I thought, OK, well I know of a few adaptive athletes, and it’s time for me to start to figure out what my life is gonna look like after. I knew that there was gonna be a life for me in the outdoors and hopefully mountain biking.
The experience of learning how to mountain bike again has been very interesting, fun, and rewarding in so many ways. When I first got my bike, there was just this initial excitement that came along with it. Then I suddenly realized, Oh, I’m gonna have to learn how to ride this.
One of the things for me that’s been really important has been that natural, safe progression of skills. I’m having to remember that although it is mountain biking and although I might be visiting the same locations and trails, I have a different body. I have a different lived experience at this point. And I have different equipment. Being really patient with myself has been really important throughout this process. Really just reminding myself that this is my first season as an adaptive athlete. My first season using this new piece of equipment.
It’s my first mountain bike season after my spinal cord injury and my accident. Taking that step back has allowed me to really still feel confident even in those moments of extreme uncertainty and being uncomfortable as I approach these features and trails.
Each day there’s gonna be tons of issues and complications. But, focusing on what I’m able to do in a specific moment and being present has helped me navigate all of the things that are associated with acquiring a disability.
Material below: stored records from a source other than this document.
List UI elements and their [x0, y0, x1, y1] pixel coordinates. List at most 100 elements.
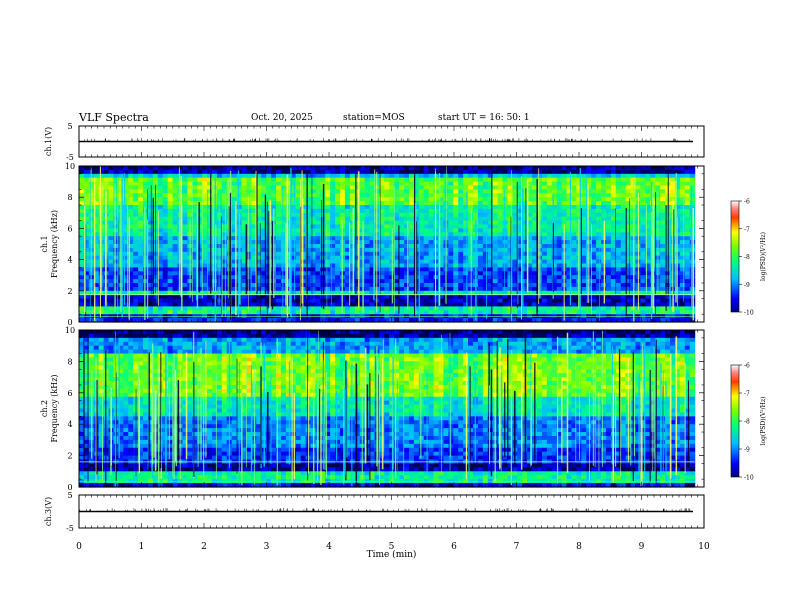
heatmap-cell — [610, 251, 617, 257]
heatmap-cell — [448, 294, 454, 300]
heatmap-cell — [581, 259, 587, 265]
heatmap-cell — [374, 177, 381, 183]
heatmap-cell — [236, 185, 243, 190]
heatmap-cell — [216, 228, 223, 233]
heatmap-cell — [157, 212, 164, 218]
heatmap-cell — [448, 275, 454, 280]
heatmap-cell — [379, 236, 385, 241]
heatmap-cell — [295, 205, 302, 210]
heatmap-cell — [246, 224, 252, 229]
heatmap-cell — [340, 185, 346, 190]
heatmap-cell — [492, 193, 499, 198]
heatmap-cell — [344, 220, 351, 226]
heatmap-cell — [468, 185, 474, 190]
heatmap-cell — [487, 240, 494, 245]
heatmap-cell — [507, 216, 513, 222]
heatmap-cell — [546, 205, 553, 210]
heatmap-cell — [492, 251, 499, 257]
heatmap-cell — [527, 185, 533, 190]
heatmap-cell — [344, 197, 351, 202]
heatmap-cell — [571, 259, 578, 265]
heatmap-cell — [438, 290, 445, 296]
heatmap-cell — [551, 294, 558, 300]
heatmap-cell — [305, 247, 312, 253]
heatmap-cell — [310, 193, 316, 198]
heatmap-cell — [172, 318, 179, 323]
heatmap-cell — [522, 193, 528, 198]
heatmap-cell — [143, 185, 149, 190]
heatmap-cell — [216, 208, 223, 214]
heatmap-cell — [276, 197, 282, 202]
heatmap-cell — [241, 220, 248, 226]
heatmap-cell — [428, 283, 435, 288]
heatmap-cell — [192, 263, 198, 268]
heatmap-cell — [404, 232, 410, 237]
heatmap-cell — [330, 306, 336, 311]
heatmap-cell — [231, 286, 238, 292]
heatmap-cell — [280, 193, 287, 198]
heatmap-cell — [596, 173, 602, 179]
heatmap-cell — [556, 298, 563, 304]
heatmap-cell — [517, 310, 523, 315]
heatmap-cell — [384, 232, 390, 237]
heatmap-cell — [379, 263, 385, 268]
heatmap-cell — [620, 279, 627, 284]
heatmap-cell — [315, 290, 321, 296]
heatmap-cell — [167, 251, 174, 257]
heatmap-cell — [379, 169, 385, 175]
heatmap-cell — [231, 251, 238, 257]
heatmap-cell — [408, 302, 415, 307]
heatmap-cell — [517, 283, 523, 288]
heatmap-cell — [625, 286, 632, 292]
heatmap-cell — [492, 271, 499, 276]
heatmap-cell — [133, 255, 139, 261]
heatmap-cell — [463, 271, 469, 276]
heatmap-cell — [551, 173, 558, 179]
heatmap-cell — [532, 298, 538, 304]
heatmap-cell — [305, 318, 312, 323]
heatmap-cell — [108, 283, 115, 288]
heatmap-cell — [162, 208, 169, 214]
heatmap-cell — [187, 208, 193, 214]
heatmap-cell — [541, 173, 548, 179]
heatmap-cell — [172, 189, 179, 194]
heatmap-cell — [128, 220, 134, 226]
heatmap-cell — [285, 290, 292, 296]
heatmap-cell — [364, 251, 371, 257]
heatmap-cell — [487, 255, 494, 261]
heatmap-cell — [344, 212, 351, 218]
heatmap-cell — [88, 302, 95, 307]
heatmap-cell — [138, 259, 144, 265]
heatmap-cell — [216, 286, 223, 292]
heatmap-cell — [147, 216, 154, 222]
heatmap-cell — [384, 267, 390, 272]
heatmap-cell — [581, 228, 587, 233]
heatmap-cell — [610, 275, 617, 280]
heatmap-cell — [408, 166, 415, 171]
heatmap-cell — [408, 240, 415, 245]
heatmap-cell — [596, 177, 602, 183]
heatmap-cell — [581, 181, 587, 187]
heatmap-cell — [517, 247, 523, 253]
heatmap-cell — [133, 318, 139, 323]
heatmap-cell — [527, 189, 533, 194]
heatmap-cell — [221, 216, 228, 222]
heatmap-cell — [167, 302, 174, 307]
heatmap-cell — [172, 286, 179, 292]
heatmap-cell — [364, 166, 371, 171]
heatmap-cell — [389, 197, 395, 202]
heatmap-cell — [216, 275, 223, 280]
heatmap-cell — [172, 177, 179, 183]
heatmap-cell — [546, 240, 553, 245]
heatmap-cell — [143, 302, 149, 307]
heatmap-cell — [645, 189, 651, 194]
heatmap-cell — [399, 220, 405, 226]
heatmap-cell — [123, 263, 129, 268]
heatmap-cell — [261, 224, 267, 229]
heatmap-cell — [192, 189, 198, 194]
heatmap-cell — [330, 216, 336, 222]
heatmap-cell — [295, 197, 302, 202]
heatmap-cell — [182, 251, 188, 257]
heatmap-cell — [482, 228, 489, 233]
heatmap-cell — [423, 302, 430, 307]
For instance, putting pants on used to be something that took less than 30 seconds, and now it can take ten minutes depending on what kind of pants I’m putting on. So as I’m engaging in that particular task, especially tasks that are really challenging, I’m just trying to stay in the moment and trying not to think about how frustrating the task is or how so much has changed, and how maybe I wish it could be different. Instead, I’m really just trying to give attention to the task.
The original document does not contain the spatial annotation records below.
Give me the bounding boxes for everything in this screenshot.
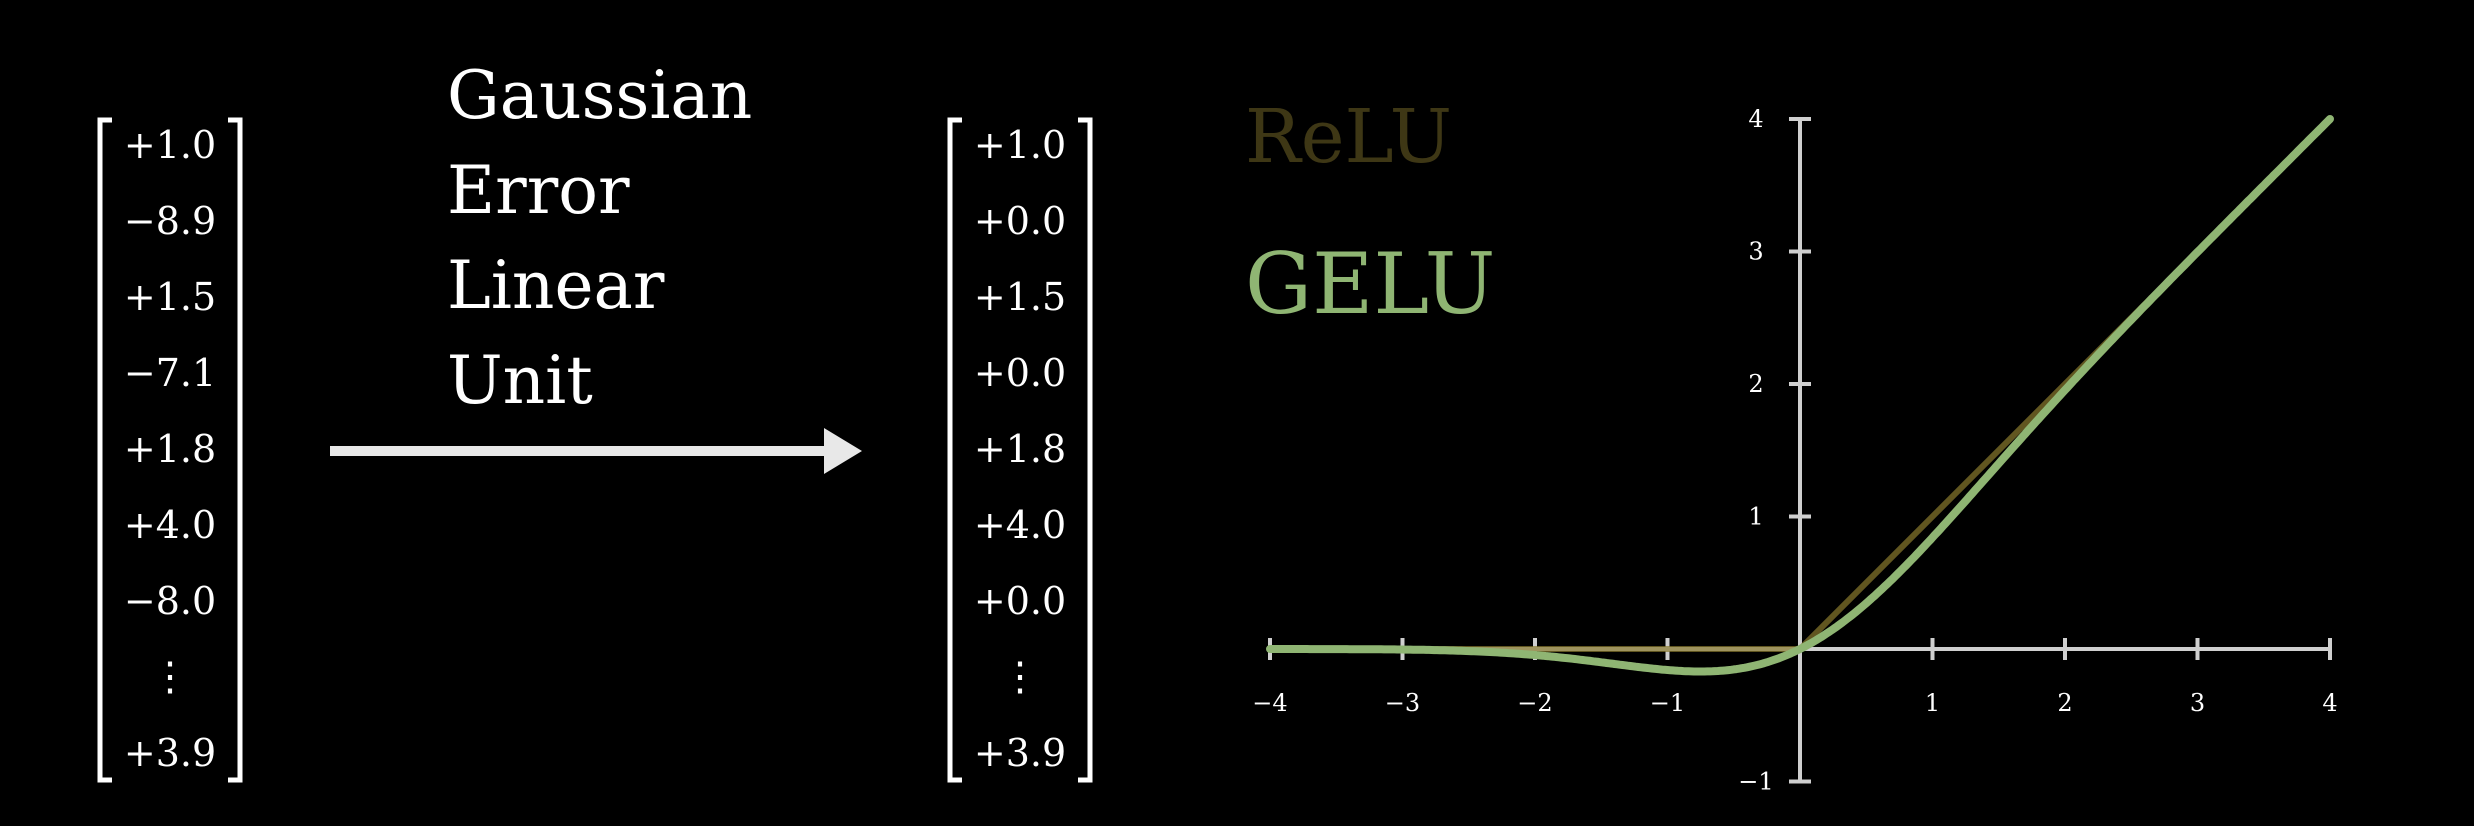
output-vector-entry: +1.0 [974, 123, 1066, 167]
input-vector-entry: +4.0 [124, 503, 216, 547]
input-bracket-right [228, 117, 243, 783]
y-tick-label: 2 [1748, 370, 1763, 398]
y-tick-label: 4 [1748, 105, 1763, 133]
x-tick-label: −1 [1650, 689, 1685, 717]
input-vector-entry: +1.8 [124, 427, 216, 471]
series-line-gelu [1266, 115, 2334, 676]
x-tick-label: −2 [1517, 689, 1552, 717]
output-entries: +1.0 +0.0 +1.5 +0.0 +1.8 +4.0 +0.0 ⋮ +3.9 [974, 123, 1066, 775]
output-vector-entry: +0.0 [974, 579, 1066, 623]
output-bracket-left [947, 117, 962, 783]
output-bracket-right [1078, 117, 1093, 783]
x-tick-label: 2 [2057, 689, 2072, 717]
output-vector-entry: ⋮ [1000, 654, 1040, 700]
function-name-line: Gaussian [447, 57, 752, 134]
x-tick-label: 1 [1925, 689, 1940, 717]
y-tick-label: 3 [1748, 238, 1763, 266]
activation-chart: −4 −3 −2 −1 1 2 3 4 −1 1 2 3 4 [1252, 105, 2337, 796]
y-tick-label: 1 [1748, 503, 1763, 531]
input-vector-entry: +3.9 [124, 731, 216, 775]
input-vector-entry: −8.9 [124, 199, 216, 243]
input-vector-entry: −7.1 [124, 351, 216, 395]
chart-axes [1268, 117, 2332, 784]
function-name-line: Unit [447, 342, 593, 419]
input-vector-entry: +1.0 [124, 123, 216, 167]
output-vector-entry: +0.0 [974, 199, 1066, 243]
x-tick-label: 4 [2322, 689, 2337, 717]
output-vector-entry: +0.0 [974, 351, 1066, 395]
chart-legend: ReLU GELU [1245, 94, 1495, 333]
legend-label-relu: ReLU [1245, 94, 1452, 180]
x-tick-label: −3 [1385, 689, 1420, 717]
output-vector-entry: +1.8 [974, 427, 1066, 471]
input-vector: +1.0 −8.9 +1.5 −7.1 +1.8 +4.0 −8.0 ⋮ +3.9 [97, 117, 243, 783]
output-vector-entry: +1.5 [974, 275, 1066, 319]
x-tick-label: 3 [2190, 689, 2205, 717]
input-vector-entry: −8.0 [124, 579, 216, 623]
input-vector-entry: +1.5 [124, 275, 216, 319]
input-entries: +1.0 −8.9 +1.5 −7.1 +1.8 +4.0 −8.0 ⋮ +3.9 [124, 123, 216, 775]
function-name-line: Error [447, 152, 630, 229]
legend-label-gelu: GELU [1245, 235, 1495, 333]
input-vector-entry: ⋮ [150, 654, 190, 700]
input-bracket-left [97, 117, 112, 783]
output-vector: +1.0 +0.0 +1.5 +0.0 +1.8 +4.0 +0.0 ⋮ +3.9 [947, 117, 1093, 783]
transform-arrow [330, 428, 862, 474]
x-tick-label: −4 [1252, 689, 1287, 717]
chart-series [1266, 115, 2334, 676]
output-vector-entry: +3.9 [974, 731, 1066, 775]
arrow-head [824, 428, 862, 474]
y-tick-label: −1 [1738, 768, 1773, 796]
function-name: Gaussian Error Linear Unit [447, 57, 752, 419]
function-name-line: Linear [447, 247, 665, 324]
output-vector-entry: +4.0 [974, 503, 1066, 547]
chart-tick-labels: −4 −3 −2 −1 1 2 3 4 −1 1 2 3 4 [1252, 105, 2337, 796]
Every single day you have the opportunity to choose to accept your situation and the reality of it or not. Some days that acceptance is going to be easier than others. Some days it’s really a struggle. That’s where being present and accepting on a minute-by-minute basis comes in. I really do think it is a choice in a lot of ways. Coming to terms with my accident, for me in particular, has been really critical in allowing me to get back outdoors and reenter mountain biking as an adaptive athlete.